Закончив разговор, Александр набрал в поиске Стрекозявку и сразу же нашел пост, да не простой, а со множеством фотографий. Вход с вывеской, ресепшен, коридор, бухгалтер Лариса разговаривает в коридоре с анестезиологом Троицкой, дверь директорского кабинета, тоже с вывеской, дверь в операционную, даже туалет сфотографировала Стрекозявка. Точный расчет – пост с фотографиями вызывает больше доверия. Даже такой бредовый.
«На докторе не было бейджа, и сам он не представился. Посмотрел на меня исподлобья и спросил, что мне надо. Я сказала, что хочу увеличить грудь. Он велел раздеться, посмотрел, не вставая из-за стола, и сказал, что это будет стоить мне триста пятьдесят тысяч с хорошими имплантатами и сто пятьдесят с плохими. И добавил: «Сегодня деньги, завтра – операция». Я поинтересовалась, нельзя ли ознакомиться с договором и дает ли он какие-то гарантии. Доктор посмотрел на меня, как баран на новые ворота, и язвительно спросил, что мне надо – «клевые сиськи» (цитирую дословно) или договоры с гарантиями. Я поняла, что надо искать другую клинику..»

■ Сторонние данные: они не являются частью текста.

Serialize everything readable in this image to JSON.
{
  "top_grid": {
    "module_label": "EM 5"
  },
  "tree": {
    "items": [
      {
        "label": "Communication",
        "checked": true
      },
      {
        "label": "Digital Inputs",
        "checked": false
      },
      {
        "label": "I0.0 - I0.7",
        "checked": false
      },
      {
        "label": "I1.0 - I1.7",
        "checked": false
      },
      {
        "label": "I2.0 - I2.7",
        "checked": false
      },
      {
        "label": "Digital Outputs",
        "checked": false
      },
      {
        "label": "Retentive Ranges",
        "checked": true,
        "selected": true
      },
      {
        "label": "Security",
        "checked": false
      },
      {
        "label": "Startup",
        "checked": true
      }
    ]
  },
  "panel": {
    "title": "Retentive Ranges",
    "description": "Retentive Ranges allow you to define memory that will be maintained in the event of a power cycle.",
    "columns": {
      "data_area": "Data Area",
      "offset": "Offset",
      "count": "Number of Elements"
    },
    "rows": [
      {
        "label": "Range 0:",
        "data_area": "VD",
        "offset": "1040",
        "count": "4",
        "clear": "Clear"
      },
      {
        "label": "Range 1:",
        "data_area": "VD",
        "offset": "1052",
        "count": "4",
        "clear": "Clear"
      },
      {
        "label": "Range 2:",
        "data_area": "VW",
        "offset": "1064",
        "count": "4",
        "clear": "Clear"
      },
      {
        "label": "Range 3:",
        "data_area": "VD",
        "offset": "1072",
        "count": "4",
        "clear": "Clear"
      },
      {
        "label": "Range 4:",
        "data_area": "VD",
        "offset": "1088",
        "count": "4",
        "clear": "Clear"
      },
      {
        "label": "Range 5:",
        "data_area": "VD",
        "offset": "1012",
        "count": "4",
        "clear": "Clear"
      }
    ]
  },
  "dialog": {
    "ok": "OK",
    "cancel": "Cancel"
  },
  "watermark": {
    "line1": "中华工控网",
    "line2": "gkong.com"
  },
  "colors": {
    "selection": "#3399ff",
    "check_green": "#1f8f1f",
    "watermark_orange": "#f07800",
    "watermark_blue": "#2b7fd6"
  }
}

Александр подумал, что надо бы завести в ноуте отдельную папку и собирать туда весь этот бред.
И сюжет, проклятый сюжет, из-за которого мама попала в больницу, тоже скачать. На память и вообще.
Заведующий отделением неотложной кардиологии Сергей Романович сказал Александру прямо:
– Профессия у нас с вами такая, положено перестраховываться. Все понимают, что изменения на пленке возникли из-за высокого давления, но ставят острый инфаркт под вопросом, а мы доказываем, что инфаркта нет. Его реально нет, ферменты не повышены, «эхо»[19] инфаркта не выявило, сегмент «эстэ» вернулся на свое место. Если все пойдет так, то завтра переведем Елену Григорьевну в отделение.
– Вообще-то она рвется домой, – сказал Александр.
– Я в курсе, – покивал заведующий. – Что ж, можно и домой, при условии, что несколько дней она посидит на больничном. Под расписку, конечно, иначе не могу.
– Посидит, – пообещал Александр. – Сам прослежу.
Ознакомительная версия.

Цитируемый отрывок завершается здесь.